The first two args are just the (internal) x and y coords of the single dot that will be drawn, linestyle="none" suppresses the line that Line2D would normally draw by default, and the rest of the args create and style the dot itself (referred to as a marker in the terminology of the matplotlib api).

Finally, this statement actually creates the legend:

ax.legend(custom_lines, [lt[0] for lt in labelTups], loc='right', bbox_to_anchor=(1.7, .5))

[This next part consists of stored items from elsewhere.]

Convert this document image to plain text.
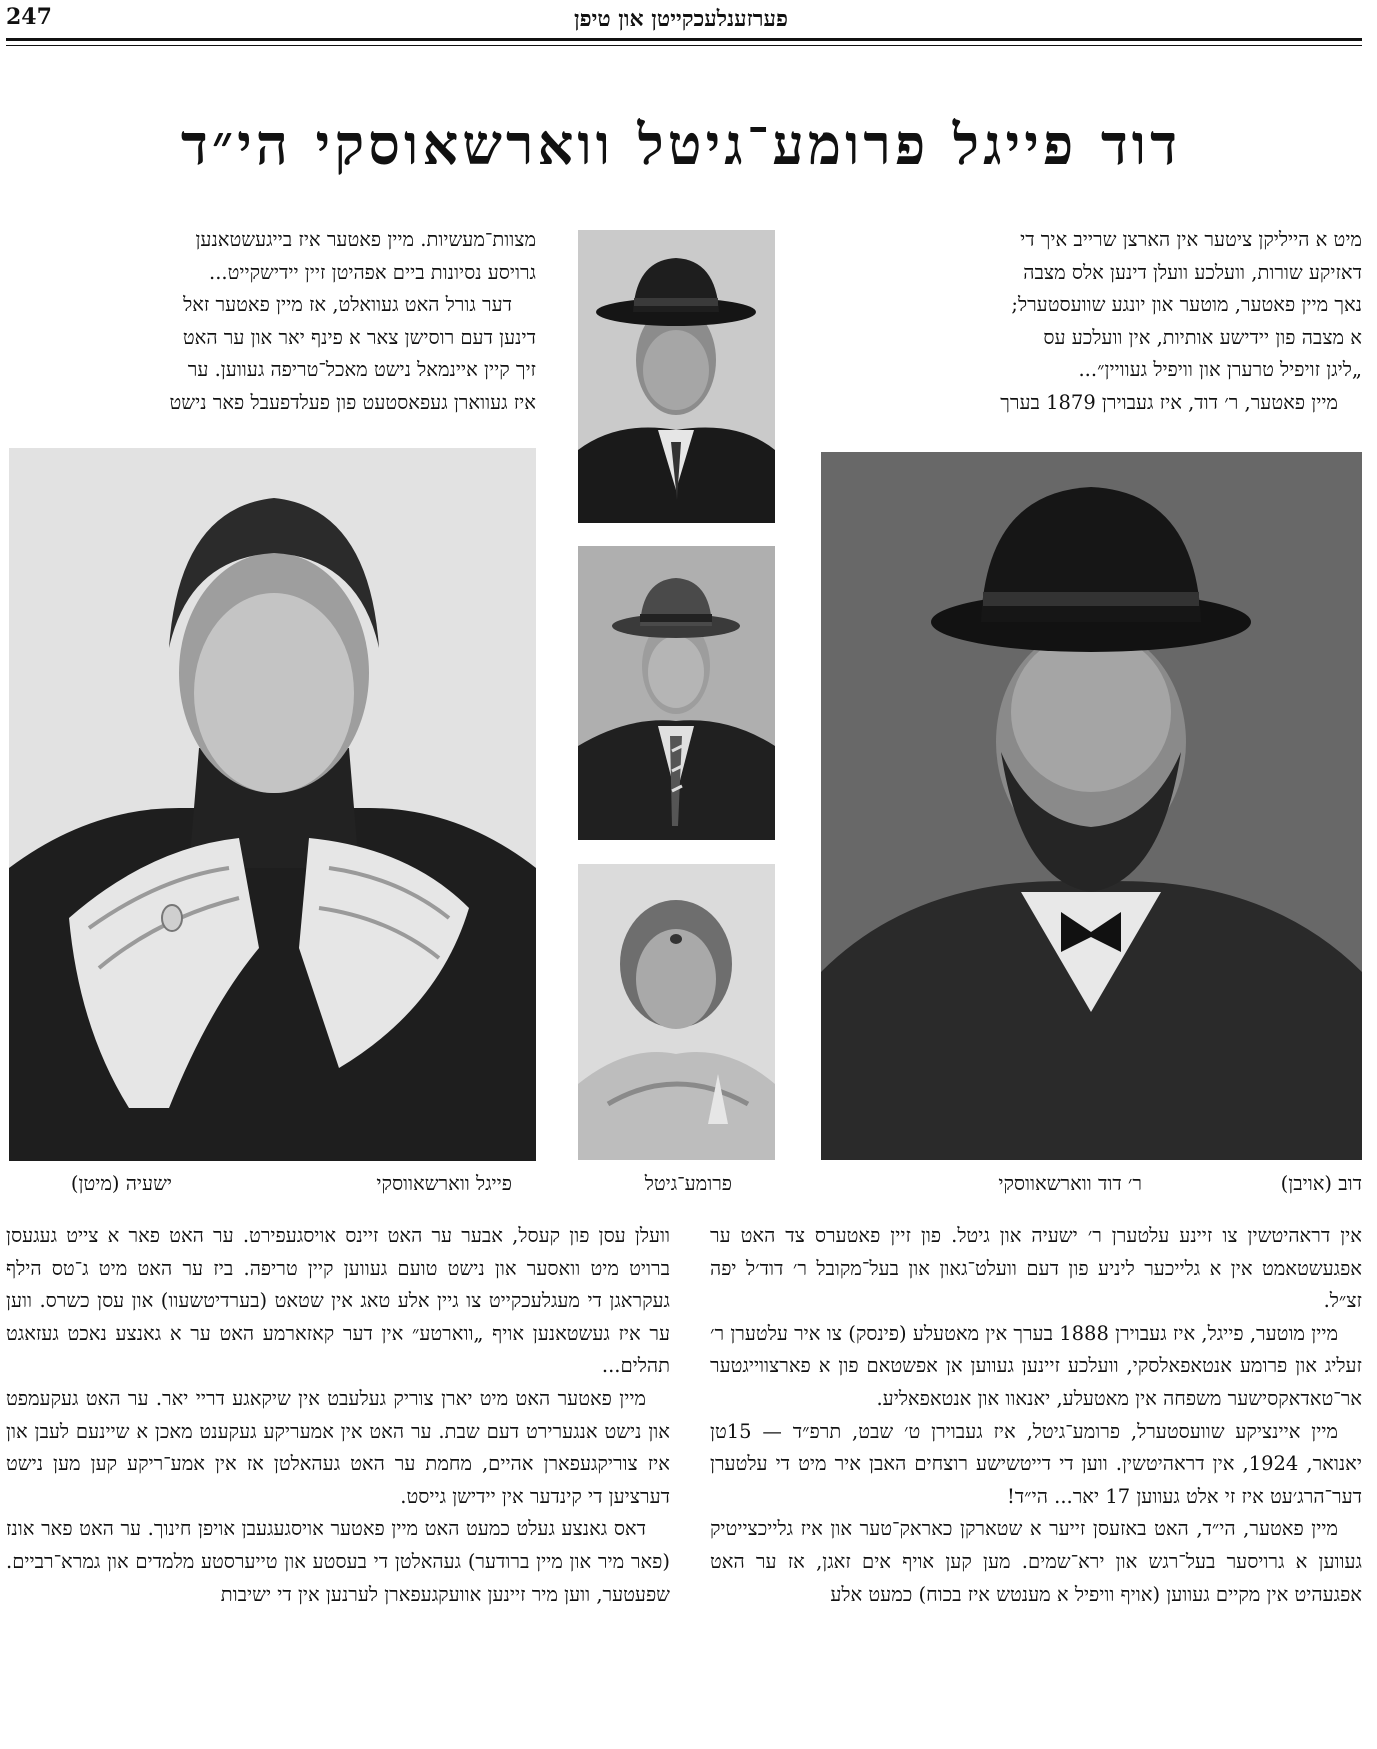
247	פערזענלעכקייטן און טיפן
דוד פייגל פרומע־גיטל ווארשאוסקי הי״ד

מיט א הייליקן ציטער אין הארצן שרייב איך די

דאזיקע שורות, וועלכע וועלן דינען אלס מצבה

נאך מיין פאטער, מוטער און יונגע שוועסטערל;

א מצבה פון יידישע אותיות, אין וועלכע עס

„ליגן זויפיל טרערן און וויפיל געוויין״...

מיין פאטער, ר׳ דוד, איז געבוירן 1879 בערך

מצוות־מעשיות. מיין פאטער איז בייגעשטאנען

גרויסע נסיונות ביים אפהיטן זיין יידישקייט...

דער גורל האט געוואלט, אז מיין פאטער זאל

דינען דעם רוסישן צאר א פינף יאר און ער האט

זיך קיין איינמאל נישט מאכל־טריפה געווען. ער

איז געווארן געפאסטעט פון פעלדפעבל פאר נישט

דוב (אויבן)
ר׳ דוד ווארשאווסקי
פרומע־גיטל
פייגל ווארשאווסקי
ישעיה (מיטן)

אין דראהיטשין צו זיינע עלטערן ר׳ ישעיה און גיטל. פון זיין פאטערס צד האט ער אפגעשטאמט אין א גלייכער ליניע פון דעם וועלט־גאון און בעל־מקובל ר׳ דוד׳ל יפה זצ״ל.

מיין מוטער, פייגל, איז געבוירן 1888 בערך אין מאטעלע (פינסק) צו איר עלטערן ר׳ זעליג און פרומע אנטאפאלסקי, וועלכע זיינען געווען אן אפשטאם פון א פארצווייגטער אר־טאדאקסישער משפחה אין מאטעלע, יאנאוו און אנטאפאליע.

מיין איינציקע שוועסטערל, פרומע־גיטל, איז געבוירן ט׳ שבט, תרפ״ד — 15טן יאנואר, 1924, אין דראהיטשין. ווען די דייטשישע רוצחים האבן איר מיט די עלטערן דער־הרג׳עט איז זי אלט געווען 17 יאר... הי״ד!

מיין פאטער, הי״ד, האט באזעסן זייער א שטארקן כאראק־טער און איז גלייכצייטיק געווען א גרויסער בעל־רגש און ירא־שמים. מען קען אויף אים זאגן, אז ער האט אפגעהיט אין מקיים געווען (אויף וויפיל א מענטש איז בכוח) כמעט אלע

וועלן עסן פון קעסל, אבער ער האט זיינס אויסגעפירט. ער האט פאר א צייט געגעסן ברויט מיט וואסער און נישט טועם געווען קיין טריפה. ביז ער האט מיט ג־טס הילף געקראגן די מעגלעכקייט צו גיין אלע טאג אין שטאט (בערדיטשעוו) און עסן כשרס. ווען ער איז געשטאנען אויף „ווארטע״ אין דער קאזארמע האט ער א גאנצע נאכט געזאגט תהלים...

מיין פאטער האט מיט יארן צוריק געלעבט אין שיקאגע דריי יאר. ער האט געקעמפט און נישט אנגערירט דעם שבת. ער האט אין אמעריקע געקענט מאכן א שיינעם לעבן און איז צוריקגעפארן אהיים, מחמת ער האט געהאלטן אז אין אמע־ריקע קען מען נישט דערציען די קינדער אין יידישן גייסט.

דאס גאנצע געלט כמעט האט מיין פאטער אויסגעגעבן אויפן חינוך. ער האט פאר אונז (פאר מיר און מיין ברודער) געהאלטן די בעסטע און טייערסטע מלמדים און גמרא־רביים. שפעטער, ווען מיר זיינען אוועקגעפארן לערנען אין די ישיבות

The first arg is of course a list of the dots we just drew, and the second arg is a list of the labels (one per dot). The remaining two args tell matplotlib where to draw the actual box containing the legend. The last arg, bbox_to_anchor , is basically a way to manually fiddle with the positioning of the legend, which I had to do since matplotlib support for 3D anything is still a little behind the curve. On 2D plots you typically don't need it, and, since matplotlib usually does a decent job of automatically positioning the legend on 2D plots in the first place, you often don't even need the loc arg either.

Some colormap weirdness

Don't quite know what was going on with plt.cm.spectral , but in order to get it to behave, for every value I fed it I had to:

a) first cast the value to float

b) then divide the value by 2

a) does occur explicitly in the OP's original code, right before they plot. The divide by 2 thing, I don't know where that comes from. Somehow the call to ax.scatter is implicitly normalizing all of the y values so that the maximum is 1? I guess?